STINNER Victor report at bugs.python.org
Tue Jan 26 17:33:02 EST 2016


STINNER Victor added the comment:

> Maybe the compiler should emit a warning to say that the code doesn't make sense at all and is ignored?

Oh ok, now I recall a similar issue that I posted 3 years ago: issue #17516, "Dead code should be removed".

Example of suspicious code:

def func():
   func2(),

func() calls func2() and then create a tuple of 1 item with the func2() result. See my changeset 33bdd0a985b9 for examples in the Python source code. The parser or compiler should maybe help to developer to catch such strange code :-)

In some cases, the code really contains code explicitly dead:

def test_func():
   return
   do_real_stuff()

do_real_stuff() is never called.
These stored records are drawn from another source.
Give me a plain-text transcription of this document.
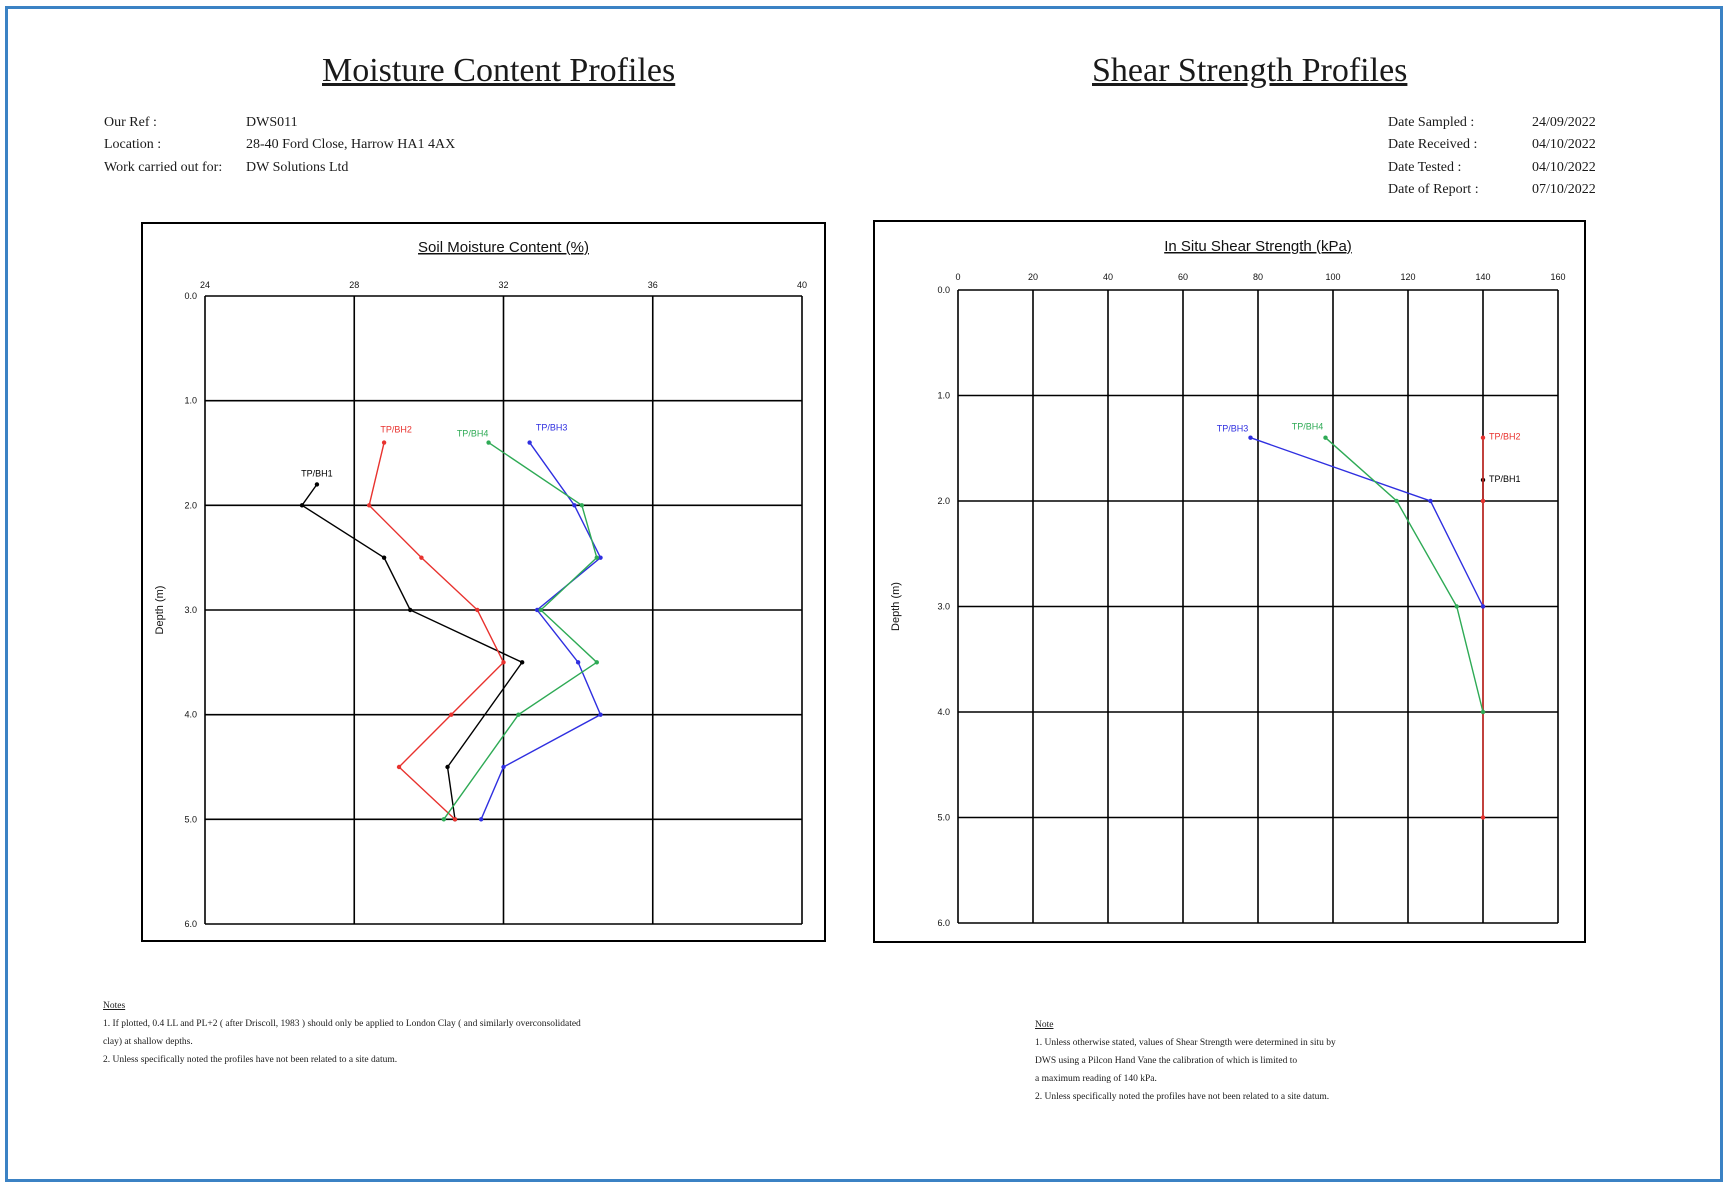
Moisture Content Profiles	Shear Strength Profiles
Our Ref :	DWS011
Location :	28-40 Ford Close, Harrow HA1 4AX
Work carried out for: DW Solutions Ltd
Date Sampled :	24/09/2022
Date Received :	04/10/2022
Date Tested :	04/10/2022
Date of Report :	07/10/2022
Soil Moisture Content (%)
24	28	32	36	40
0.0
1.0
2.0
3.0
4.0
5.0
6.0
Depth (m)
TP/BH1
TP/BH2	TP/BH3
TP/BH4
In Situ Shear Strength (kPa)
0	20	40	60	80	100	120	140	160
0.0
1.0
2.0
3.0
4.0
5.0
6.0
Depth (m)
TP/BH3	TP/BH4
TP/BH2
TP/BH1
Notes
1. If plotted, 0.4 LL and PL+2 ( after Driscoll, 1983 ) should only be applied to London Clay ( and similarly overconsolidated
clay) at shallow depths.
2. Unless specifically noted the profiles have not been related to a site datum.
Note
1. Unless otherwise stated, values of Shear Strength were determined in situ by
DWS using a Pilcon Hand Vane the calibration of which is limited to
a maximum reading of 140 kPa.
2. Unless specifically noted the profiles have not been related to a site datum.
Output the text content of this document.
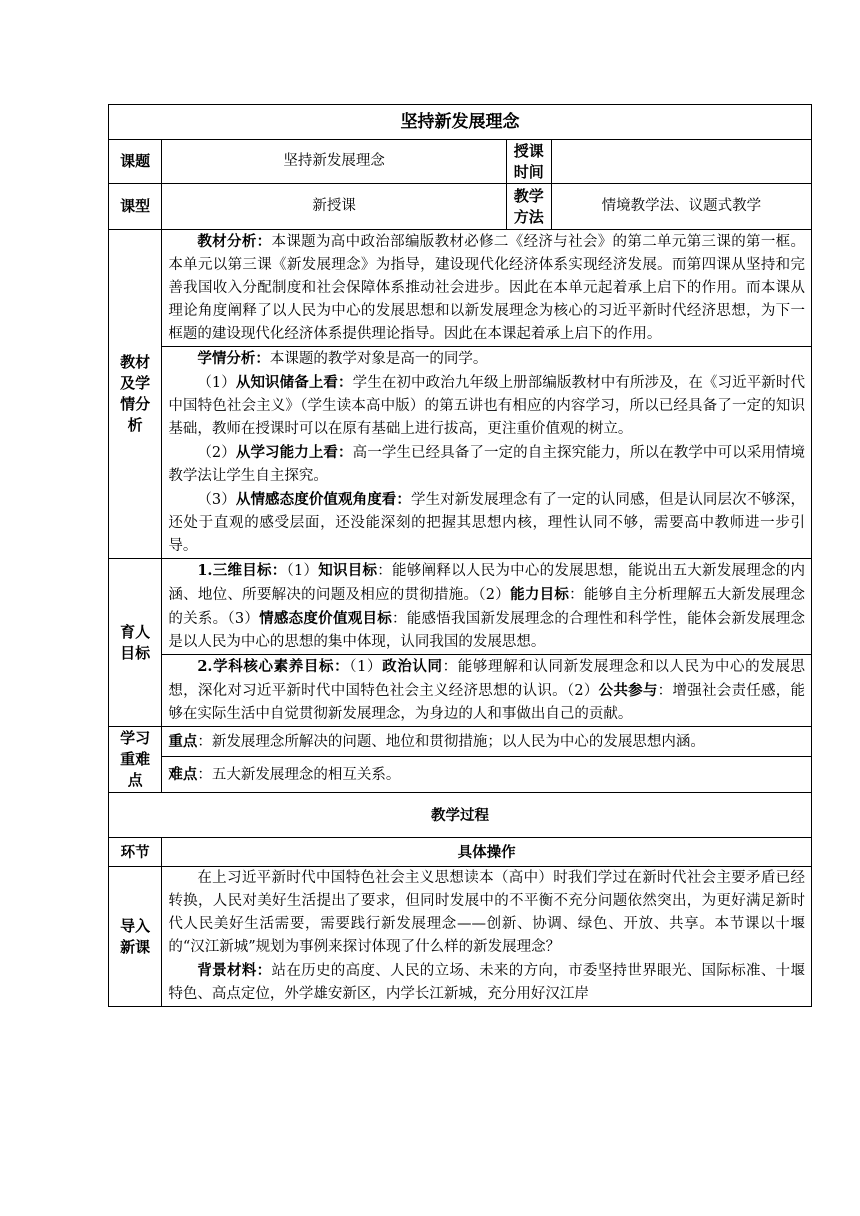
坚持新发展理念			
课题	坚持新发展理念	授课时间	
课型	新授课	教学方法	情境教学法、议题式教学
教材及学情分析	教材分析：本课题为高中政治部编版教材必修二《经济与社会》的第二单元第三课的第一框。本单元以第三课《新发展理念》为指导，建设现代化经济体系实现经济发展。而第四课从坚持和完善我国收入分配制度和社会保障体系推动社会进步。因此在本单元起着承上启下的作用。而本课从理论角度阐释了以人民为中心的发展思想和以新发展理念为核心的习近平新时代经济思想，为下一框题的建设现代化经济体系提供理论指导。因此在本课起着承上启下的作用。		

	学情分析：本课题的教学对象是高一的同学。

（1）从知识储备上看：学生在初中政治九年级上册部编版教材中有所涉及，在《习近平新时代中国特色社会主义》（学生读本高中版）的第五讲也有相应的内容学习，所以已经具备了一定的知识基础，教师在授课时可以在原有基础上进行拔高，更注重价值观的树立。

（2）从学习能力上看：高一学生已经具备了一定的自主探究能力，所以在教学中可以采用情境教学法让学生自主探究。

（3）从情感态度价值观角度看：学生对新发展理念有了一定的认同感，但是认同层次不够深，还处于直观的感受层面，还没能深刻的把握其思想内核，理性认同不够，需要高中教师进一步引导。		

育人目标	1.三维目标：（1）知识目标：能够阐释以人民为中心的发展思想，能说出五大新发展理念的内涵、地位、所要解决的问题及相应的贯彻措施。（2）能力目标：能够自主分析理解五大新发展理念的关系。（3）情感态度价值观目标：能感悟我国新发展理念的合理性和科学性，能体会新发展理念是以人民为中心的思想的集中体现，认同我国的发展思想。		

	2.学科核心素养目标：（1）政治认同：能够理解和认同新发展理念和以人民为中心的发展思想，深化对习近平新时代中国特色社会主义经济思想的认识。（2）公共参与：增强社会责任感，能够在实际生活中自觉贯彻新发展理念，为身边的人和事做出自己的贡献。		

学习重难点	重点：新发展理念所解决的问题、地位和贯彻措施；以人民为中心的发展思想内涵。		

	难点：五大新发展理念的相互关系。		

教学过程			
环节	具体操作		
导入新课	在上习近平新时代中国特色社会主义思想读本（高中）时我们学过在新时代社会主要矛盾已经转换，人民对美好生活提出了要求，但同时发展中的不平衡不充分问题依然突出，为更好满足新时代人民美好生活需要，需要践行新发展理念——创新、协调、绿色、开放、共享。本节课以十堰的“汉江新城”规划为事例来探讨体现了什么样的新发展理念？

背景材料：站在历史的高度、人民的立场、未来的方向，市委坚持世界眼光、国际标准、十堰特色、高点定位，外学雄安新区，内学长江新城，充分用好汉江岸		
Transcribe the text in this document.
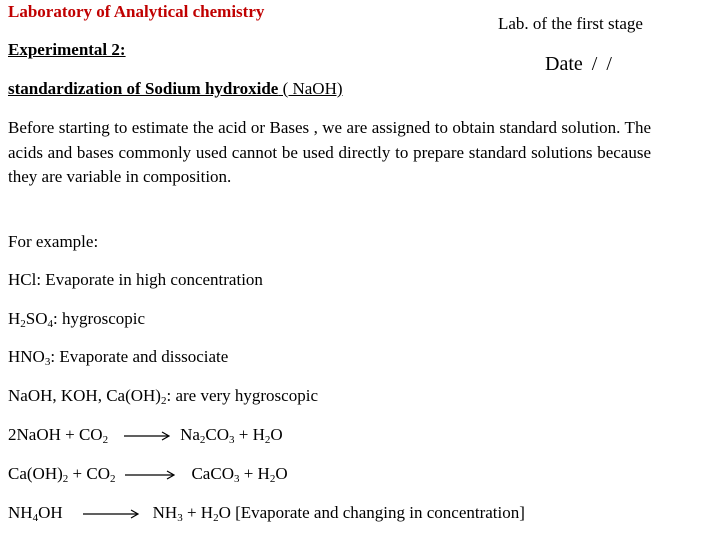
Laboratory of Analytical chemistry
Lab. of the first stage
Experimental 2:
Date / /
standardization of Sodium hydroxide ( NaOH)
Before starting to estimate the acid or Bases , we are assigned to obtain standard solution. The acids and bases commonly used cannot be used directly to prepare standard solutions because they are variable in composition.
For example:
HCl: Evaporate in high concentration
$H_2SO_4$: hygroscopic
$HNO_3$: Evaporate and dissociate
NaOH, KOH, $Ca(OH)_2$: are very hygroscopic
2NaOH + $CO_2 \to Na_2CO_3 + H_2O$
$Ca(OH)_2 + CO_2$ → CaCO$_3$ + $H_2O$
$NH_4OH \to NH_3 + H_2O$ [Evaporate and changing in concentration]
Maybe it was a deliberate choice, maybe it was a mistake in a very old code base, bug introduced after multiple refactoring, and high turn over in a team? Again, we should emit a warning on such case?

Hum, these warnings have a larger scope than this specific issue (don't emit LOAD_CONST for constants in expressions).

See also the related thread on python-dev for the specific case of triple quoted strings ("""string"""): https://mail.python.org/pipermail/python-dev/2013-March/124925.html

It was admitted that it's a convenient way to insert a comment and it must not emit a warning (at least, not by default?)